Although 75% of the workers are on 12- to 18-month contracts, many bring families with them. Fleming's wife and kids joined him on one-year assignments in Rio and Washington but are staying behind in London while he is in Seattle. As a former Royal Navy communications expert, he is used to the travel and knows it helps his resume, but he sees the downside too. "If you have a young family, it's hard to leave them behind, but moving can be an unstable life for them," says Fleming. The company often helps by giving housing and moving allowances or by putting workers into company accommodations. British consultant Elvis Gibbs, an expert in network switching, knows mobility is key in the current market. He moved his wife and three kids from Dallas to San Francisco this month for a new job with Dataworkforce, after three years in Texas.
The biggest hassle of the business is getting work visas. In the U.S. it can take three months or more to clear a tech worker for an H-1B visa--almost the same time it takes to get an American worker into a European Union country. When Ericsson recently tried to bring a dozen Dataworkforce contractors from Britain to Dallas, the three-month wait stretched into five months and nearly killed the deal.
Culture shock is a constant factor in matching contractors to jobs. Martin Kelman, 35, a Briton who until recently headed Dataworkforce's U.S. office in the Dallas suburb of Plano, says he found U.S. business culture "a real buzz," because "in the United States, it doesn't matter if you have the right school tie or who your father was." But one contractor he brought in from Indonesia found the change unsettling. "One day he's riding his bike to work in Jakarta; the next he's in Manhattan," chuckles Kelman. The company nurtures its contractors on the road. Brayshaw says Dataworkforce phoned him weekly in Saudi Arabia to see how he was bearing up in the desert heat.

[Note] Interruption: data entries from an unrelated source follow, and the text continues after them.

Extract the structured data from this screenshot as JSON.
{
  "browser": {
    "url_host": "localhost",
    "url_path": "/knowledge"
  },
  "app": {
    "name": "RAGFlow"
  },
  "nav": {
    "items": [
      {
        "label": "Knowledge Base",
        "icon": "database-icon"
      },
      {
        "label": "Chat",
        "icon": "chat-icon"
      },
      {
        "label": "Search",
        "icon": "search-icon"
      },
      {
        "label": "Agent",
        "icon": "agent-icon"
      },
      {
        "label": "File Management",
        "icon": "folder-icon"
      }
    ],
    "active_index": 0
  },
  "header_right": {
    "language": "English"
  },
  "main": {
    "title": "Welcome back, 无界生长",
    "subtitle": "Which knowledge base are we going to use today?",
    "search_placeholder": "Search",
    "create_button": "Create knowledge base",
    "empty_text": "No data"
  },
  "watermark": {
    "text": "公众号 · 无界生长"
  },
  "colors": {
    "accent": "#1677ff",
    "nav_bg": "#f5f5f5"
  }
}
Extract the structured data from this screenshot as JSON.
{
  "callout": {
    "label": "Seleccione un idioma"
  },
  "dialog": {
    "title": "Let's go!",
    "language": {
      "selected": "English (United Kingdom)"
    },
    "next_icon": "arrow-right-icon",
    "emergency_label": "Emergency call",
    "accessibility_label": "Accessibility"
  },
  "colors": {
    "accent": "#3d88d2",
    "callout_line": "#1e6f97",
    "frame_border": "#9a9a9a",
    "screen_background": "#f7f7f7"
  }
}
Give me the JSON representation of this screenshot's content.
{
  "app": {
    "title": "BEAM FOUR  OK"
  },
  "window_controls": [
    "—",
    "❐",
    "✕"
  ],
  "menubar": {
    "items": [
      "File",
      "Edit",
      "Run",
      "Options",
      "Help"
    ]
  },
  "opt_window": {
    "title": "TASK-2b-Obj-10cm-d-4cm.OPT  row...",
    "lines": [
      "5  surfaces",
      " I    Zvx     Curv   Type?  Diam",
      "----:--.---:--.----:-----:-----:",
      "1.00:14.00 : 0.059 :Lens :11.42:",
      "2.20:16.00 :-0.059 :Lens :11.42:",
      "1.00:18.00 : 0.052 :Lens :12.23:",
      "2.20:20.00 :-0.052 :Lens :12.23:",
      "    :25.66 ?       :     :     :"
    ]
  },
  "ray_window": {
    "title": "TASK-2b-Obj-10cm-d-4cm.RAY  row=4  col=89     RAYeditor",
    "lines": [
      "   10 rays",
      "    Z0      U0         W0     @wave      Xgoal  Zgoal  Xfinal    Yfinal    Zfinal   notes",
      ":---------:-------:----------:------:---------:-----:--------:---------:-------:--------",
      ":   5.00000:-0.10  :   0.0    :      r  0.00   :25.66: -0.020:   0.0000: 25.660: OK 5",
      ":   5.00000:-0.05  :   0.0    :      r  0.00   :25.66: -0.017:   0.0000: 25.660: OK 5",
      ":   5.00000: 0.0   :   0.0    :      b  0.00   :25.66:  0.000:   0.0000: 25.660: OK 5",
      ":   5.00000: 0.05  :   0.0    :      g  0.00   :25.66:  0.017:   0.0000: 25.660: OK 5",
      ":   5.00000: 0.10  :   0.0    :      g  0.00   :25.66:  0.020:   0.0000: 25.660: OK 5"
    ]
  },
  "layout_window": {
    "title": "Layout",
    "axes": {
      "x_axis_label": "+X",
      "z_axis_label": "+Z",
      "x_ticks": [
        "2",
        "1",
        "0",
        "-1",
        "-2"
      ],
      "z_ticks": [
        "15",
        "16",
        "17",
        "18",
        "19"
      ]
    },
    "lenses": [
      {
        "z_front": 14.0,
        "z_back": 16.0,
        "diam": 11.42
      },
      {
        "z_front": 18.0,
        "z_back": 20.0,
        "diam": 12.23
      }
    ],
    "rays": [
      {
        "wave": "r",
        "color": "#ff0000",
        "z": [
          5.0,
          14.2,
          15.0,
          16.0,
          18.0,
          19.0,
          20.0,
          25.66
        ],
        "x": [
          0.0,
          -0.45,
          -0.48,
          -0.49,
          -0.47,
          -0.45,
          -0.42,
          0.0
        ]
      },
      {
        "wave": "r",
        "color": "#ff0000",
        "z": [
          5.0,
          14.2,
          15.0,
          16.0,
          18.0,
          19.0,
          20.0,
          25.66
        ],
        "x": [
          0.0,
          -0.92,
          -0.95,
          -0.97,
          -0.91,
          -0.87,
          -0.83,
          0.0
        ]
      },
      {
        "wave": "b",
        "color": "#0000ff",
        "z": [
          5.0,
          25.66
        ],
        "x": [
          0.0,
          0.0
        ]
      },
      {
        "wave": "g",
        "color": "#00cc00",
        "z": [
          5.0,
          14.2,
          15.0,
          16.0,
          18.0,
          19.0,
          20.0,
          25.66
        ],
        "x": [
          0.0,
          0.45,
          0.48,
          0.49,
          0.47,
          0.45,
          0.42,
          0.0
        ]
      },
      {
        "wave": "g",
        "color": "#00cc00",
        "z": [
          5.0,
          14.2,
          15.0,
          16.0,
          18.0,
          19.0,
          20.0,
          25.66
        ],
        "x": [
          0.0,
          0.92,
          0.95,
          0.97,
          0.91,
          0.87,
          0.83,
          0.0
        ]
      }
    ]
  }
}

Dataworkforce has taken a hit with the economic downturn, going from 500 to 300 contractors worldwide since 1999, largely by dropping less-skilled workers. Franklin now concentrates not on building new cellular networks but on optimizing them--making them work better--a strategy that has brought in $18 million since his U.S. office opened 21 months ago. And Franklin sunnily predicts that 24,000 telecom engineers will be needed worldwide if companies are to make use of the commercial 3G licenses being issued in the next few years.